Victor Béguin, Gilles Marmasse (dir.), /Raison et sentiments, de Hamann 
à Feuerbach, un débat allemand/, Hermann, 2021


Première partie : *Inquiéter la raison*

Ch. 1 : *La raison mise à nu. Note sur les fondements de la pensée de 
Hamann à partir des /Méditations bibliques/**et des /Mémorables 
socratiques/* – Victor Béguin

Ch. 2 : *Le rationalisme sceptique de Georg Christoph Lichtenberg* – 
Christian Bonnet

Ch. 3 : *Jacobi : perception du réel et sentiment de la vérité *– Gilles 
Marmasse

Ch. 4 : *Schopenhauer : le sentiment du monde face au fantôme de la 
raison *– Ugo Batini

Deuxième partie : *Une raison élargie*

Ch. 5 : *Du statut logique des nombres dans le schématisme 
transcendantal* – Bruno Haas

Ch. 6 : *De la raison au sentiment : aperçus sur Schelling* – Alexandra Roux

Ch. 7 : *La critique hégélienne des philosophies du sentiment fondateur* 
– Gauthier Tumpich

Ch. 8 : *Démystifier raison et sentiment. Retour sur la critique 
feuerbachienne de Hegel* – Emmanuel Chaput

Troisième partie : *La raison face aux sentiments moraux et religieux*

Ch. 9 : *Raison pratique, sentiments et volonté : Fichte critique de 
Kant* – Roberta Picardi

Ch. 10 : *Qu’est devenu l’enthousiasme ? La critique kantienne et la 
critique hégélienne de l’histoire* – Raphaël Authier

Ch. 11 : *Sentiment et dépendance absolue chez Schleiermacher* – 
Christian Berner

Ch. 12 : *Entre besoin et amour : l’homme de l’illusion religieuse selon 
Feuerbach* – Arnaud François

La philosophie allemande de la fin du XVIII^e siècle et du début du 
XIX^e siècle valorise extraordinairement la raison.
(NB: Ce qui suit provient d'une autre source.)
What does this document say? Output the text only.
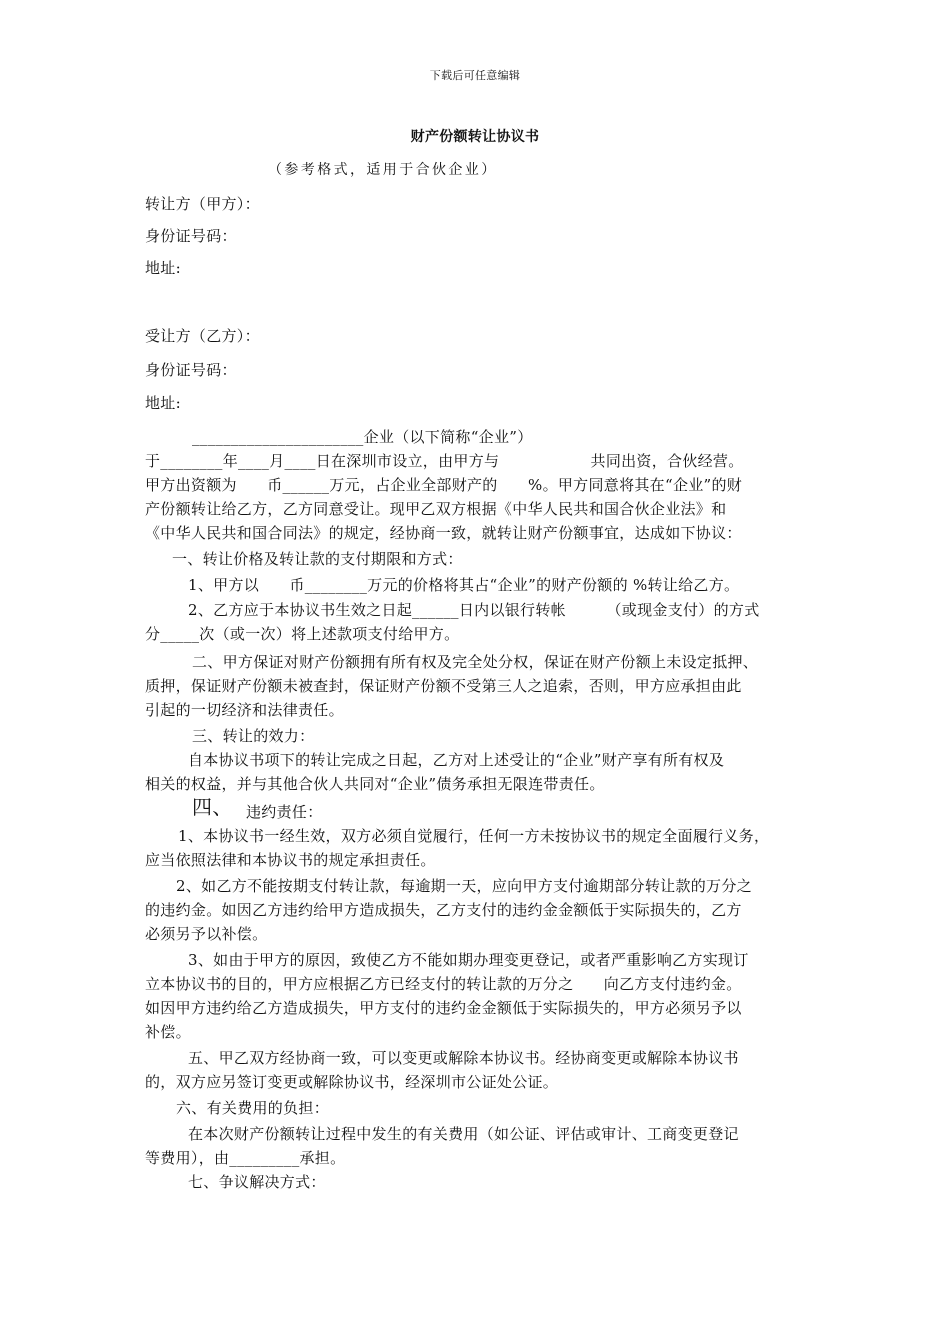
下载后可任意编辑
财产份额转让协议书
（参考格式，适用于合伙企业）
转让方（甲方）：
身份证号码：
地址:
受让方（乙方）：
身份证号码：
地址:
______________________企业（以下简称“企业”）
于________年____月____日在深圳市设立，由甲方与                  共同出资，合伙经营。
甲方出资额为      币______万元，占企业全部财产的      %。甲方同意将其在“企业”的财
产份额转让给乙方，乙方同意受让。现甲乙双方根据《中华人民共和国合伙企业法》和
《中华人民共和国合同法》的规定，经协商一致，就转让财产份额事宜，达成如下协议：
一、转让价格及转让款的支付期限和方式：
1、甲方以      币________万元的价格将其占“企业”的财产份额的 %转让给乙方。
2、乙方应于本协议书生效之日起______日内以银行转帐        （或现金支付）的方式
分_____次（或一次）将上述款项支付给甲方。
二、甲方保证对财产份额拥有所有权及完全处分权，保证在财产份额上未设定抵押、
质押，保证财产份额未被查封，保证财产份额不受第三人之追索，否则，甲方应承担由此
引起的一切经济和法律责任。
三、转让的效力：
自本协议书项下的转让完成之日起，乙方对上述受让的“企业”财产享有所有权及
相关的权益，并与其他合伙人共同对“企业”债务承担无限连带责任。
四、 违约责任：
1、本协议书一经生效，双方必须自觉履行，任何一方未按协议书的规定全面履行义务，
应当依照法律和本协议书的规定承担责任。
2、如乙方不能按期支付转让款，每逾期一天，应向甲方支付逾期部分转让款的万分之
的违约金。如因乙方违约给甲方造成损失，乙方支付的违约金金额低于实际损失的，乙方
必须另予以补偿。
3、如由于甲方的原因，致使乙方不能如期办理变更登记，或者严重影响乙方实现订
立本协议书的目的，甲方应根据乙方已经支付的转让款的万分之      向乙方支付违约金。
如因甲方违约给乙方造成损失，甲方支付的违约金金额低于实际损失的，甲方必须另予以
补偿。
五、甲乙双方经协商一致，可以变更或解除本协议书。经协商变更或解除本协议书
的，双方应另签订变更或解除协议书，经深圳市公证处公证。
六、有关费用的负担：
在本次财产份额转让过程中发生的有关费用（如公证、评估或审计、工商变更登记
等费用），由_________承担。
七、争议解决方式：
Une idée-clé est que 
rien –  ni savoir, ni valeur, ni pouvoir  – ne saurait échapper à la 
raison comme instance explicative et critique. Toutefois, la raison 
peut-elle à elle seule fournir une pensée adéquate ? Peut-elle se passer 
des sentiments, voire des croyances, si elle entend connaître autre 
chose que des ombres et formuler une morale qui ne soit pas desséchante ?
Cet ouvrage étudie le rapport entre la pensée rationnelle et 
l’affectivité dans les débats qui se nouent autour de Kant, dans le 
post-kantisme et l’idéalisme allemand, ainsi que chez les successeurs de 
Hegel – depuis les Méditations bibliques de Hamann jusqu’à L’Esprit du 
christianisme de Feuerbach. Les contributions ici réunies s’efforcent 
non seulement de mettre en évidence les conceptualisations 
individuelles, mais aussi de repérer comment les problématiques 
circulent et se transforment d’un auteur à l’autre. L’hypothèse est que 
les œuvres de la période étudiée forment une transition entre les grands 
rationalismes post-cartésiens, fascinés par la déduction abstraite, et 
la mise en cause de la raison dans les vitalismes de la fin du XIX^e siècle.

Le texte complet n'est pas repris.